If you are reading these words from a hospital, chances are you either are about to or already have died. Very sorry that's how things shook out for you, but that's what you get for going to the hospital in July.

"The July Effect" is one of those great hospital secrets like, "You can always ask for a butterfly needle" or, "Dr. Campbell and Dr. Fowler are having an affair" that doctors won't tell you outright but that you might pick up on anyway by eavesdropping on hospital workers' conversations.

The rule holds that medical errors spike in summer because that's when residents, fresh out of medical school, start work at teaching hospitals. Being a doctor is one big game of Operation to these punks. You go in with a headache and all of a sudden they're trying to remove your Wish Bone with a pair of tweezers, being real, real careful not to touch the sides. The stethoscopes around their necks are made of plastic. Their doctor's coats are just one of their dad's white dress shirts.

Actual data on the July Effect varies, however. The New York Times reports that one of "the largest and best designed" studies found that patient mortality rates increase by 8% in July, a month that also sees a jump in hospital charges and more drawn-out stays. Other studies, though, have found no real difference between quality of hospital care in July and the rest of the year.

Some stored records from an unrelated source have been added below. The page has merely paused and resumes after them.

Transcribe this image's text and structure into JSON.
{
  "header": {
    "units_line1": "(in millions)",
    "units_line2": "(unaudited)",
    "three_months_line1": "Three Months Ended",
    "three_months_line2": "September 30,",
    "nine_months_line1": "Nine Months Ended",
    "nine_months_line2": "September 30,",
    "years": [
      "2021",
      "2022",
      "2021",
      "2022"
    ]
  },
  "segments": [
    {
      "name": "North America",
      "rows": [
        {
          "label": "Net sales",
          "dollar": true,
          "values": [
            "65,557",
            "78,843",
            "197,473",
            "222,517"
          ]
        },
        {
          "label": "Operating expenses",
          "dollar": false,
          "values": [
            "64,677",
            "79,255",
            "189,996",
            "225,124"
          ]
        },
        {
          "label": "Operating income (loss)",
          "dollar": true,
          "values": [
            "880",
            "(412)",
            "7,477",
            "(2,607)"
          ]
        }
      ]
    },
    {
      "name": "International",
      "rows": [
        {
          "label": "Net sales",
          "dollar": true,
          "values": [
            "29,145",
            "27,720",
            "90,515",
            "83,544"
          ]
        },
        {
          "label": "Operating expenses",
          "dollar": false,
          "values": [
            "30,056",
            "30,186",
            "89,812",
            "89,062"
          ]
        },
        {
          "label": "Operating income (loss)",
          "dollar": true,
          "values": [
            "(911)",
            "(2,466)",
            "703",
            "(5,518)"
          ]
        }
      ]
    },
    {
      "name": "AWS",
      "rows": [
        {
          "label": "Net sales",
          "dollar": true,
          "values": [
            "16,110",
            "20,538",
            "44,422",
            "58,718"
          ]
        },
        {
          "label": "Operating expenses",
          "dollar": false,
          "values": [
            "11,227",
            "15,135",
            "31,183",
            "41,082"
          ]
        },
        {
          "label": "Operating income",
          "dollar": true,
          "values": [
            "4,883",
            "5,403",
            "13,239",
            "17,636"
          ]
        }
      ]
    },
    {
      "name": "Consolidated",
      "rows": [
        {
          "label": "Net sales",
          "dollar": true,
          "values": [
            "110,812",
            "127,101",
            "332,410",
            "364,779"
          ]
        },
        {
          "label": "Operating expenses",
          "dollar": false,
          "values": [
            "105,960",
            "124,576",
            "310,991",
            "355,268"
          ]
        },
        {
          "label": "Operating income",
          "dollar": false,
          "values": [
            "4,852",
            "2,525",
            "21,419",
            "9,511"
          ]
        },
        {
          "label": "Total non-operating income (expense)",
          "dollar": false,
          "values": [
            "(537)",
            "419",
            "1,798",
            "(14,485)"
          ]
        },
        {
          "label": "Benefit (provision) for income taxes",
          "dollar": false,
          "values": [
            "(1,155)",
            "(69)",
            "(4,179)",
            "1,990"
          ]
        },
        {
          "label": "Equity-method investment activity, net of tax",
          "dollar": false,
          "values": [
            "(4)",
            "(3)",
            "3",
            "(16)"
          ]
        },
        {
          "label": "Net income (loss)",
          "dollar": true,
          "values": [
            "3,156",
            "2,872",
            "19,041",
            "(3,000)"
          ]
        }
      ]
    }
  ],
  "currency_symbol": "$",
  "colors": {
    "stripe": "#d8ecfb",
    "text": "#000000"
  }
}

Last week, the Times website featured an opinion piece from a nurse who attests to the existence of the July Effect. Even if the statistics don't point to July as a particularly fatal month, she said, the July Effect "is undeniably real in terms of adequacy and quality of care delivery." Then she told an anecdote that boiled down to this: Once, a patient was in pain, dying from cancer, and a new resident declined to up his medication. This happened in July. Reminder: It is now July.

Comments on the piece generally fell into three camps: angry doctors writing in to ask why everyone hates doctors, people who had been to the hospital in July swearing that the July effect is real, and people stopping by to let everyone know how much they love nurses.

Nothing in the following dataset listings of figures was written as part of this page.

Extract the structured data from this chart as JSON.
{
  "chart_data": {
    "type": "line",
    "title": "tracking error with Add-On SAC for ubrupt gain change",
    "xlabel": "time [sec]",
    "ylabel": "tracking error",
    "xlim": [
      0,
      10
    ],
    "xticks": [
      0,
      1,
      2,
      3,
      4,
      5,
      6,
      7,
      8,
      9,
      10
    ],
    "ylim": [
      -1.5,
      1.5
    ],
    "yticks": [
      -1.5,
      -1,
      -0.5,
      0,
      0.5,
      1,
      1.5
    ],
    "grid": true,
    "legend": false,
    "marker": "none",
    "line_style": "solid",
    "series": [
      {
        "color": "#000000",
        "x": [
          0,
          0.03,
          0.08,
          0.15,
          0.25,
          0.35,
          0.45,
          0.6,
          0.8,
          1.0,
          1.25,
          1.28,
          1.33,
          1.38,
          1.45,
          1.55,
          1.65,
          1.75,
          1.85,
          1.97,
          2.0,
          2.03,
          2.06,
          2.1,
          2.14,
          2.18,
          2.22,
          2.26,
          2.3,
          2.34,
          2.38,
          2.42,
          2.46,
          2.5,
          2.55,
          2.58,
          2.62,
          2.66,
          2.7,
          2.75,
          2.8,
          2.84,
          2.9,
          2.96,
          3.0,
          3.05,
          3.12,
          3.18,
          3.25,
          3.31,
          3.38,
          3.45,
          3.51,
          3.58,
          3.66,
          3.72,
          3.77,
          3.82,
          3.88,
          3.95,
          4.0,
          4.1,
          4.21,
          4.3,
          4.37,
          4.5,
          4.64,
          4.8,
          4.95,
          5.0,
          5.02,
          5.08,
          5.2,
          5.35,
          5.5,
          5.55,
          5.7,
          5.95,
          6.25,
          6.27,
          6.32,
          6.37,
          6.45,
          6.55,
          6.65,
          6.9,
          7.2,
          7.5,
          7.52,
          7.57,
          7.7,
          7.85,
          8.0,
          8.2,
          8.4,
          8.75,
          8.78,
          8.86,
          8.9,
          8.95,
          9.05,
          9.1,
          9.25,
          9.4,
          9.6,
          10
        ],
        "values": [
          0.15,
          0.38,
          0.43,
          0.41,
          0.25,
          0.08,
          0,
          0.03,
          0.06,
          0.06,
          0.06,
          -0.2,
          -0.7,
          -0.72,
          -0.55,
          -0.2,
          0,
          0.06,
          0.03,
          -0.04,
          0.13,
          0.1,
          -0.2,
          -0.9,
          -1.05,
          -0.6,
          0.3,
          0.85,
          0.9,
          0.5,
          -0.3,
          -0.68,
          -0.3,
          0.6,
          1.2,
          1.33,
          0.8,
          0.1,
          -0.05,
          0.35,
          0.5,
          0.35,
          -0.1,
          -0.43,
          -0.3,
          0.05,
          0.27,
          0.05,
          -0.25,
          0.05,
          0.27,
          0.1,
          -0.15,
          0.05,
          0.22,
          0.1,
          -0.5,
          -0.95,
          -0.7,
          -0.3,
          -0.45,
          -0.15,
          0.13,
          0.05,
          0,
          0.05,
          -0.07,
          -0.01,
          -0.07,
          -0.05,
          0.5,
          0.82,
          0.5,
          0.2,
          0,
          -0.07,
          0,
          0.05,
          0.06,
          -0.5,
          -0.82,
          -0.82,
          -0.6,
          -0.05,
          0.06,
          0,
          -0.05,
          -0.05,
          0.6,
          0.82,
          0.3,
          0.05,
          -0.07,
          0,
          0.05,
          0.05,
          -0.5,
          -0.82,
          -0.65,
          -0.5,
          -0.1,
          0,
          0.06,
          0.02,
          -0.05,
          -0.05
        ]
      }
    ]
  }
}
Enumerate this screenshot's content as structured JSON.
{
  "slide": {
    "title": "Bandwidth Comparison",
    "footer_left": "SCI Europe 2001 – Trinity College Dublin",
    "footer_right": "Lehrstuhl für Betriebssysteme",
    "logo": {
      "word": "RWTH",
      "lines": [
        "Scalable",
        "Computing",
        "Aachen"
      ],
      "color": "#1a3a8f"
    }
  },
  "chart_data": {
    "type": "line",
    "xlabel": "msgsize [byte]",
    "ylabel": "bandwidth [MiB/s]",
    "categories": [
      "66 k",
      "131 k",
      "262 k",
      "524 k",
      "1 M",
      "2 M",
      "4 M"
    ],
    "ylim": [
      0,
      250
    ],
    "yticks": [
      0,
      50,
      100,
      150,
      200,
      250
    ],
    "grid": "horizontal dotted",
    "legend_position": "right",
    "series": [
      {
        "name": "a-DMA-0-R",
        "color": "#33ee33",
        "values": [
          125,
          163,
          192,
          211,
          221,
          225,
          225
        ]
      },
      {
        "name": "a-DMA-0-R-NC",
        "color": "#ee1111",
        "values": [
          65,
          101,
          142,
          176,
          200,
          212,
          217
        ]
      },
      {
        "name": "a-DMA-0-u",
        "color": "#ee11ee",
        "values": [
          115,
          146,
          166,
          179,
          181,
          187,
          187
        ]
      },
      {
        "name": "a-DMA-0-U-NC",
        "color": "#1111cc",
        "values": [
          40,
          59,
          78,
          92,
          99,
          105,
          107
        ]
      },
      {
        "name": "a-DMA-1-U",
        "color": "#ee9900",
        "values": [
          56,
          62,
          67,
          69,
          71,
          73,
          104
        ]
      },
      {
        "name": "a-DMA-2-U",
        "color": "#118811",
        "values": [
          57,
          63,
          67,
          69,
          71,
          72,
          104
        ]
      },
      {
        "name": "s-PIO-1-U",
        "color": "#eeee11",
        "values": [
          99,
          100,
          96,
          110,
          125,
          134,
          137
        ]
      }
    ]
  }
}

So, if you do have to take a trip to the hospital in July, go in with the expectation that you'll never walk out again. (Or maybe kiss a stranger on your way in? Dance like no one's watching, certainly.) Then, if, through some egregious medical error you don't die, won't that be a pleasant surprise?

Have you ever gone to or died in a hospital in July? What about another month? Any good hospital tips you'd like to share, July-related or otherwise? Please do so.